So I called my sales rep to cancel and he said we' d have to pay the early termination penalty. So I told him that we had a client who was ready to use the connection to send spam (which was one of the activities they prohibited), and of course the sales rep said that they'd have to terminate our service and we'd still have to pay the penalty. So I asked him to run it past his own legal department and get back to me - this ISP already had an issue with their customers sending spam.
They let us terminate early without penalty. I never did service with that vendor again, so I don't know if they updated their contracts. They are long gone now, having been acquired (and that company acquired too).
If everything requires an SLA or else you can't exercise your voting with your money then we ALL are screwed. Every business you'll ever deal with can get away with poor service, and the recourse is, sorry about your luck. You should have made me a better company by using the threat of the legal system against me.
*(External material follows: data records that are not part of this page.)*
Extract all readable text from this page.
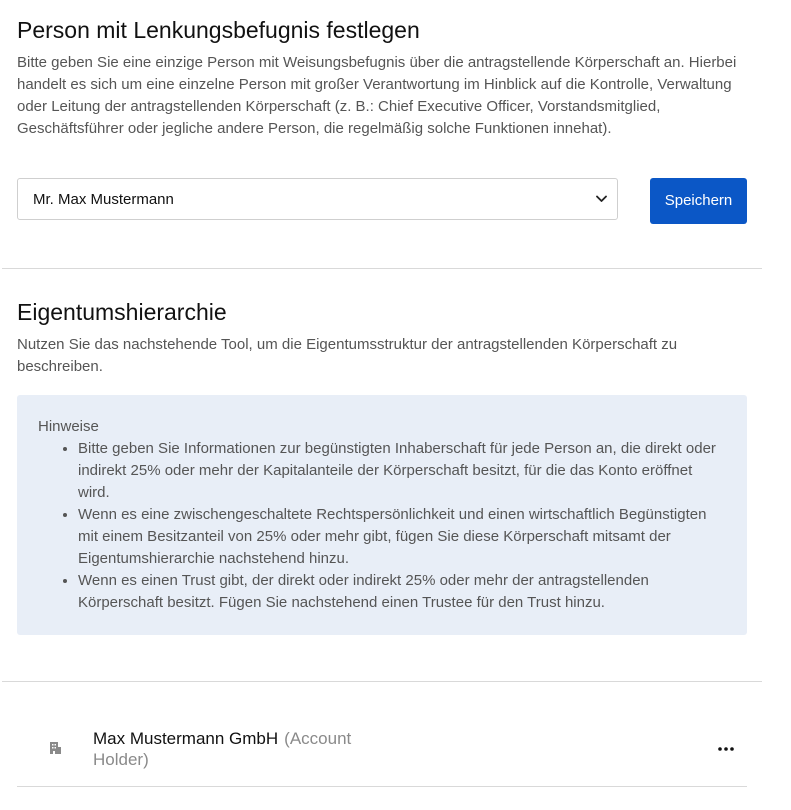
Person mit Lenkungsbefugnis festlegen

Bitte geben Sie eine einzige Person mit Weisungsbefugnis über die antragstellende Körperschaft an. Hierbei handelt es sich um eine einzelne Person mit großer Verantwortung im Hinblick auf die Kontrolle, Verwaltung oder Leitung der antragstellenden Körperschaft (z. B.: Chief Executive Officer, Vorstandsmitglied, Geschäftsführer oder jegliche andere Person, die regelmäßig solche Funktionen innehat).

Mr. Max Mustermann	Speichern
Eigentumshierarchie

Nutzen Sie das nachstehende Tool, um die Eigentumsstruktur der antragstellenden Körperschaft zu beschreiben.

Hinweise

• Bitte geben Sie Informationen zur begünstigten Inhaberschaft für jede Person an, die direkt oder indirekt 25% oder mehr der Kapitalanteile der Körperschaft besitzt, für die das Konto eröffnet wird.
• Wenn es eine zwischengeschaltete Rechtspersönlichkeit und einen wirtschaftlich Begünstigten mit einem Besitzanteil von 25% oder mehr gibt, fügen Sie diese Körperschaft mitsamt der Eigentumshierarchie nachstehend hinzu.
• Wenn es einen Trust gibt, der direkt oder indirekt 25% oder mehr der antragstellenden Körperschaft besitzt. Fügen Sie nachstehend einen Trustee für den Trust hinzu.
Max Mustermann GmbH (Account Holder)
Lawyers will love it, you will not.
This flat out isn't true everywhere in the US, particularly in small towns.
MidnightBSD: The BSD for Everyone
One cannot help but remember the South Park episode about cable TV.
I have my own tale of Frontier lack of interest in keeping a land line operational. Finally gave up and got a Tracfone. Then there was another battle to actually get the land line cancelled.
If the contract is in her mom's name it's probably not valid. Get a lawyer to write a nasty letter.
Most likely, the mother signed the 3 year contract because of a large discount (large compared to very expensive cummulative monthly fees).
Since this kind of contract generally stipulates that the full remaining amount must be paid when terminating the contract early, the daughter should have documented the problems, contracted a monthly Charter internet service, continued to document Frontier's failings for 1-2 more months, and gone to small claims court to settle the whole thing (probably without reimbursement of alternative service).
She cannot stop paying Frontier in the meantime because they will sell the "debt" to a debt collector.
Every time some idiot yammers about how the free hand of the market will correct things, remember stories like this. Without regulation, every company will put abusive contracts in place that will force you to pay a fortune to end a contract in order to make it as difficult as possible for you to be able to choose.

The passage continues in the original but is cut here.